The shown forecast horizon options are based on quantiles of valid splits. This is necessary because Driverless AI cannot display all possible options in general.

Assume that in my Walmart dataset, all stores provided data at the week level, but one store provided data at the day level. What would Driverless AI do?

Driverless AI would still assume “weekly data” in this case because the majority of stores are yielding this property. The “daily” store would be resampled to the detected overall frequency.

Assume that in my Walmart dataset, all stores and departments provided data at the weekly level, but one department in a specific store provided weekly sales on a bi-weekly basis (every two weeks).
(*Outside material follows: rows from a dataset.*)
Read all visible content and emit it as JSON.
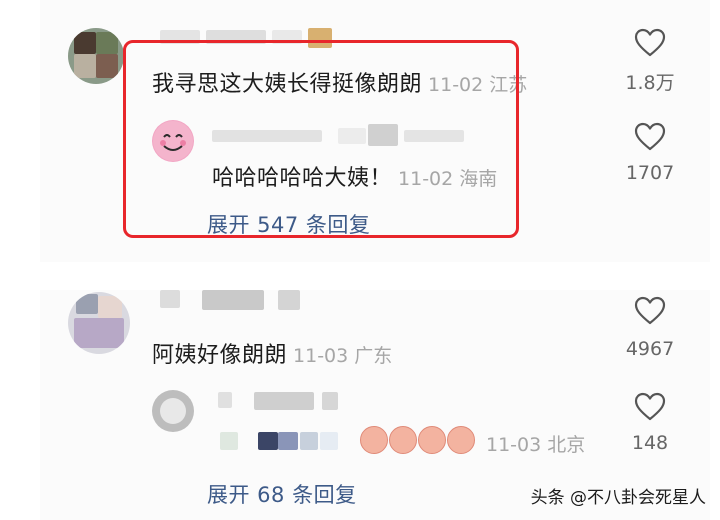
{
  "comments": [
    {
      "text": "我寻思这大姨长得挺像朗朗",
      "date": "11-02",
      "location": "江苏",
      "likes": "1.8万",
      "reply": {
        "text": "哈哈哈哈哈大姨！",
        "date": "11-02",
        "location": "海南",
        "likes": "1707"
      },
      "expand_label": "展开 547 条回复"
    },
    {
      "text": "阿姨好像朗朗",
      "date": "11-03",
      "location": "广东",
      "likes": "4967",
      "reply": {
        "date": "11-03",
        "location": "北京",
        "likes": "148",
        "emoji_count": 4
      },
      "expand_label": "展开 68 条回复"
    }
  ],
  "watermark": "头条 @不八卦会死星人",
  "icons": {
    "like": "heart-outline-icon"
  },
  "colors": {
    "highlight": "#e8262b",
    "link": "#3d5a88"
  }
}
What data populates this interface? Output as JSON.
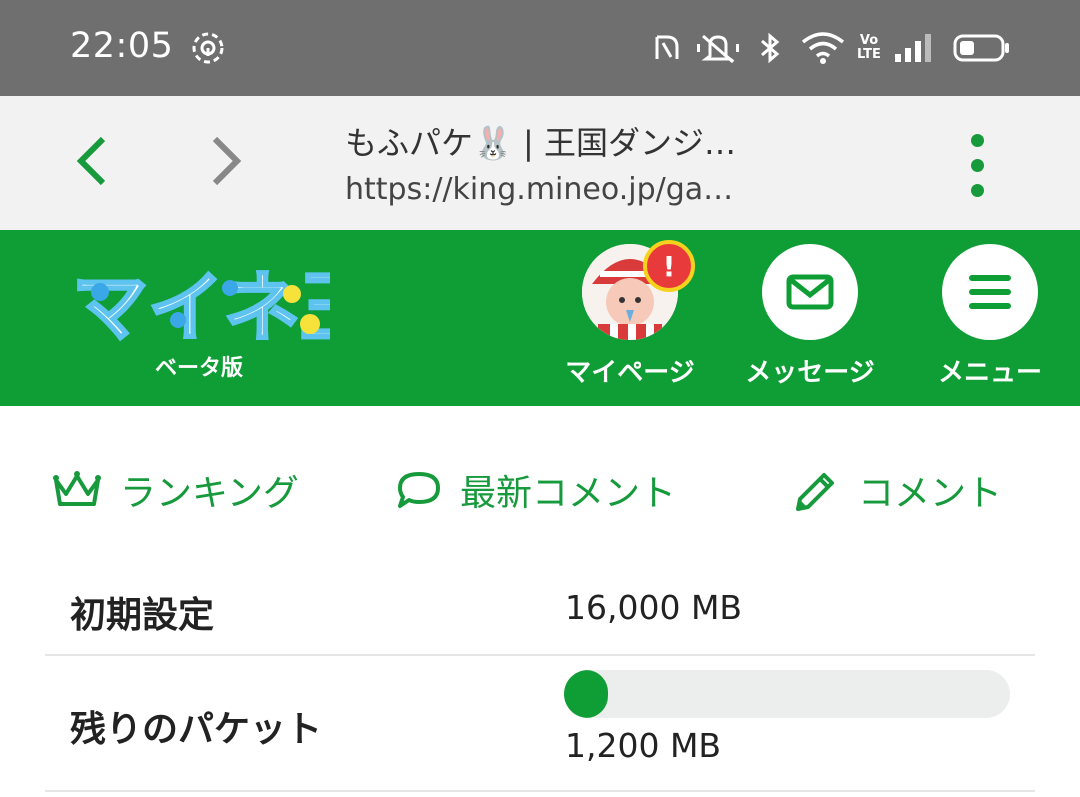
{
  "status_bar": {
    "time": "22:05",
    "icons": [
      "hotspot-icon",
      "nfc-icon",
      "mute-icon",
      "bluetooth-icon",
      "wifi-icon",
      "volte-icon",
      "signal-icon",
      "battery-icon"
    ],
    "volte_text": "Vo LTE"
  },
  "browser": {
    "title": "もふパケ🐰 | 王国ダンジ…",
    "url": "https://king.mineo.jp/ga…"
  },
  "app_header": {
    "logo_text": "マイネ王",
    "beta_label": "ベータ版",
    "mypage_label": "マイページ",
    "message_label": "メッセージ",
    "menu_label": "メニュー",
    "alert_badge": "!"
  },
  "tabs": {
    "ranking": "ランキング",
    "latest_comments": "最新コメント",
    "comment": "コメント"
  },
  "packet_table": {
    "initial_label": "初期設定",
    "initial_value": "16,000 MB",
    "remaining_label": "残りのパケット",
    "remaining_value": "1,200 MB",
    "remaining_fraction": 0.075
  },
  "colors": {
    "brand_green": "#0f9e36",
    "status_bar": "#6f6f6f",
    "alert_red": "#e83a3a"
  }
}
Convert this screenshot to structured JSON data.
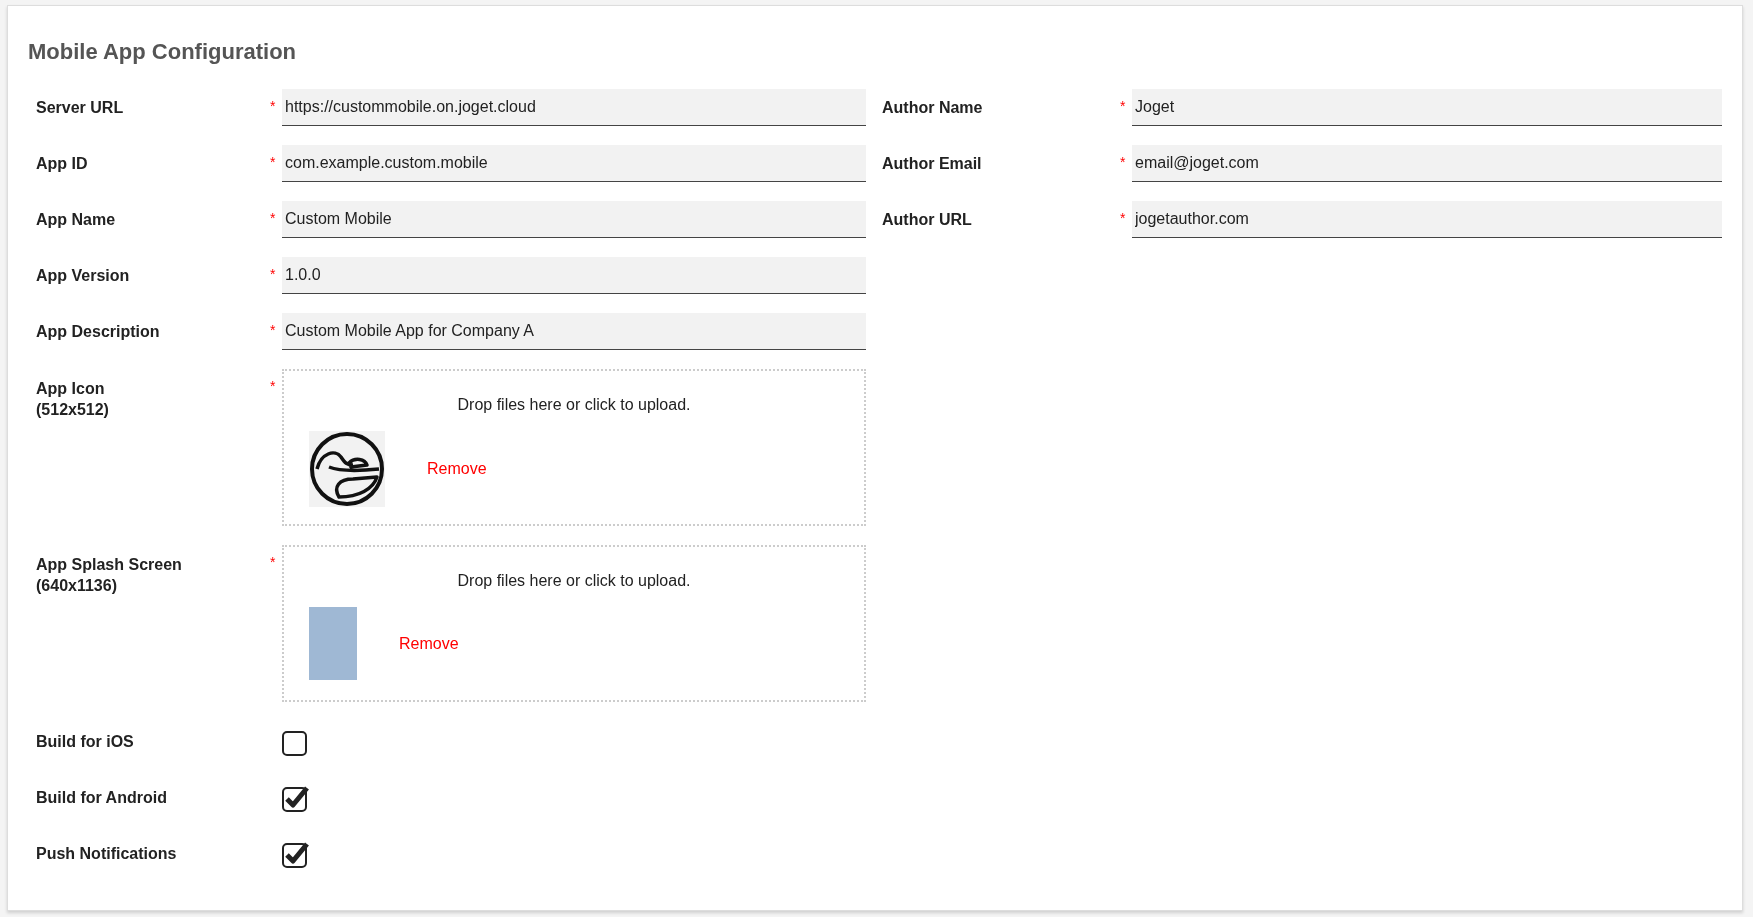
{
  "title": "Mobile App Configuration",
  "left_fields": [
    {
      "kind": "text",
      "label": "Server URL",
      "required_mark": "*",
      "value": "https://custommobile.on.joget.cloud"
    },
    {
      "kind": "text",
      "label": "App ID",
      "required_mark": "*",
      "value": "com.example.custom.mobile"
    },
    {
      "kind": "text",
      "label": "App Name",
      "required_mark": "*",
      "value": "Custom Mobile"
    },
    {
      "kind": "text",
      "label": "App Version",
      "required_mark": "*",
      "value": "1.0.0"
    },
    {
      "kind": "text",
      "label": "App Description",
      "required_mark": "*",
      "value": "Custom Mobile App for Company A"
    },
    {
      "kind": "upload",
      "label": "App Icon",
      "size_hint": "(512x512)",
      "required_mark": "*",
      "prompt": "Drop files here or click to upload.",
      "preview": {
        "kind": "logo"
      },
      "remove": "Remove"
    },
    {
      "kind": "upload",
      "label": "App Splash Screen",
      "size_hint": "(640x1136)",
      "required_mark": "*",
      "prompt": "Drop files here or click to upload.",
      "preview": {
        "kind": "photo"
      },
      "remove": "Remove"
    },
    {
      "kind": "checkbox",
      "label": "Build for iOS",
      "checked": false
    },
    {
      "kind": "checkbox",
      "label": "Build for Android",
      "checked": true
    },
    {
      "kind": "checkbox",
      "label": "Push Notifications",
      "checked": true
    }
  ],
  "right_fields": [
    {
      "kind": "text",
      "label": "Author Name",
      "required_mark": "*",
      "value": "Joget"
    },
    {
      "kind": "text",
      "label": "Author Email",
      "required_mark": "*",
      "value": "email@joget.com"
    },
    {
      "kind": "text",
      "label": "Author URL",
      "required_mark": "*",
      "value": "jogetauthor.com"
    }
  ]
}
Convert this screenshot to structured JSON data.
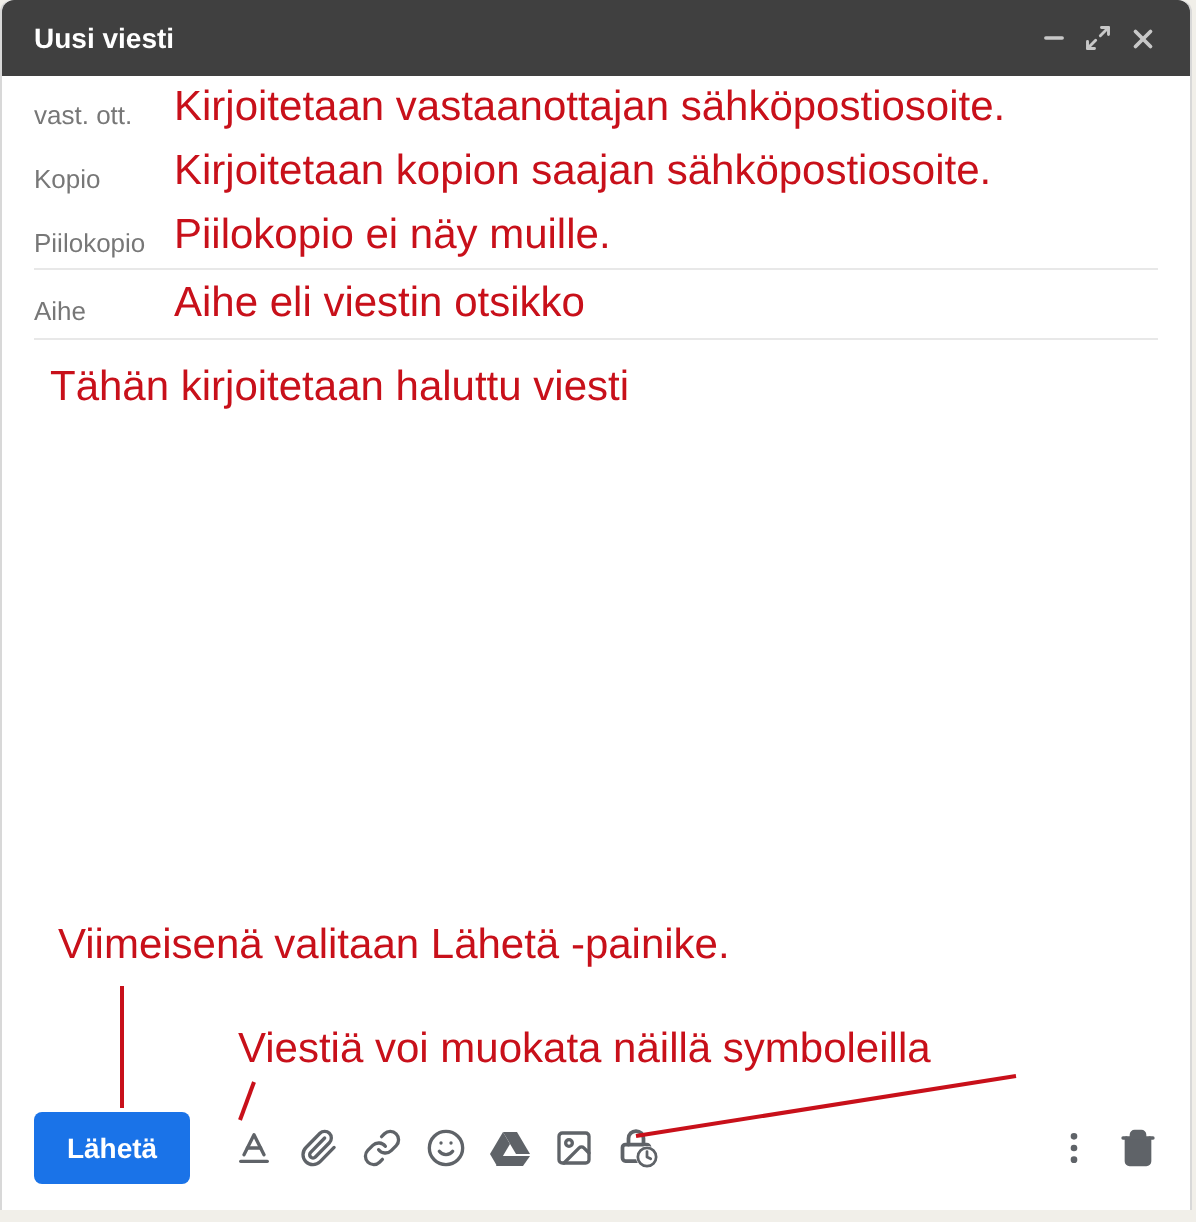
{
  "window": {
    "title": "Uusi viesti"
  },
  "fields": [
    {
      "kind": "recipient",
      "label": "vast. ott.",
      "annotation": "Kirjoitetaan vastaanottajan sähköpostiosoite."
    },
    {
      "kind": "recipient",
      "label": "Kopio",
      "annotation": "Kirjoitetaan kopion saajan sähköpostiosoite."
    },
    {
      "kind": "recipient",
      "label": "Piilokopio",
      "annotation": "Piilokopio ei näy muille."
    },
    {
      "kind": "subject",
      "label": "Aihe",
      "annotation": "Aihe eli viestin otsikko"
    }
  ],
  "body": {
    "annotation": "Tähän kirjoitetaan haluttu viesti"
  },
  "send_annotation": "Viimeisenä valitaan Lähetä -painike.",
  "toolbar_annotation": "Viestiä voi muokata näillä symboleilla",
  "send_button": "Lähetä"
}
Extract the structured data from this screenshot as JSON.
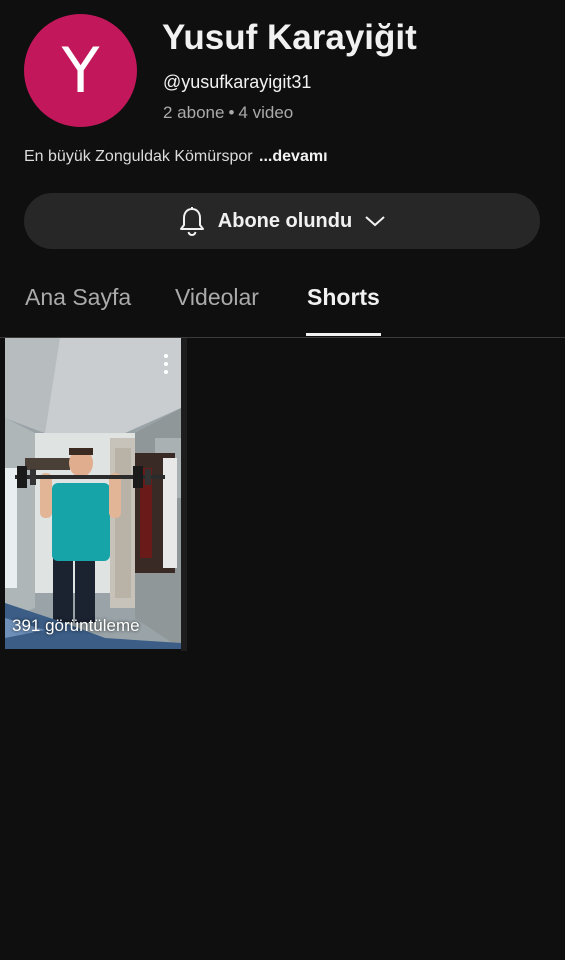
{
  "colors": {
    "background": "#0f0f0f",
    "avatar": "#c2185b",
    "button_bg": "#272727",
    "text_primary": "#f1f1f1",
    "text_secondary": "#aaaaaa"
  },
  "channel": {
    "avatar_letter": "Y",
    "name": "Yusuf Karayiğit",
    "handle": "@yusufkarayigit31",
    "subscribers": "2 abone",
    "separator": "•",
    "videos": "4 video",
    "description": "En büyük Zonguldak Kömürspor",
    "more_label": "...devamı"
  },
  "subscribe": {
    "label": "Abone olundu",
    "icon": "bell-icon",
    "dropdown_icon": "chevron-down-icon"
  },
  "tabs": [
    {
      "label": "Ana Sayfa",
      "active": false
    },
    {
      "label": "Videolar",
      "active": false
    },
    {
      "label": "Shorts",
      "active": true
    }
  ],
  "shorts": [
    {
      "views": "391 görüntüleme",
      "menu_icon": "more-vert-icon"
    }
  ]
}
What would Driverless AI do?

That’s similar to having missing data. Due to proper resampling, Driverless AI can handle this without any issues.

Why does the number of weeks that you want to start predicting matter?

That’s an option to provide a train-test gap if there is no test data is available. That is to say, “I don’t have my test data yet, but I know it will have a gap to train of x.”

Are the scoring components of time series sensitive to the order in which new pieces of data arrive? I.e., is each row independent at scoring time, or is there a real-time windowing effect in the scoring pieces?

Each row is independent at scoring time.

What happens if the user, at predict time, gives a row with a time value that is too small or too large?

Internally, “out-of bounds” time values are encoded with special values. The samples will still be scored, but the predictions won’t be trustworthy.

What’s the minimum data size for a time series recipe?

We recommended that you have around 10,000 validation samples in order to get a reliable estimate of the true error. The time series recipe can still be applied for smaller data, but the validation error might be inaccurate.

How long must the training data be compared to the test data?

At a minimum, the training data has to be at least twice as long as the test data along the time axis. However, we recommended that the training data is at least three times as long as the test data.

How does the time series recipe deal with missing values?

Missing values will be converted to a special value, which is different from any non-missing feature value. Explicit imputation techniques won’t be applied.

Can the time information be distributed acrosss multiple columns in the input data (such as [year, day, month]?

Currently Driverless AI requires the data to have the time stamps given in a single column. Driverless AI will create addidtion time features like [year, day, month] on its own, if they turn out to be useful.

What type of modeling approach does Driverless AI use for time series?

Driverless AI combines the creation of history-based features like lags, moving averages etc. with the modeling techniques, which are also applied for i.i.d. data. The primary model of choice is XGBoost.

What’s the idea behind exponential weighting of moving averages?

Exponential weighting accounts for the possibility that more recent observatons are better suited to explain the present than older observations.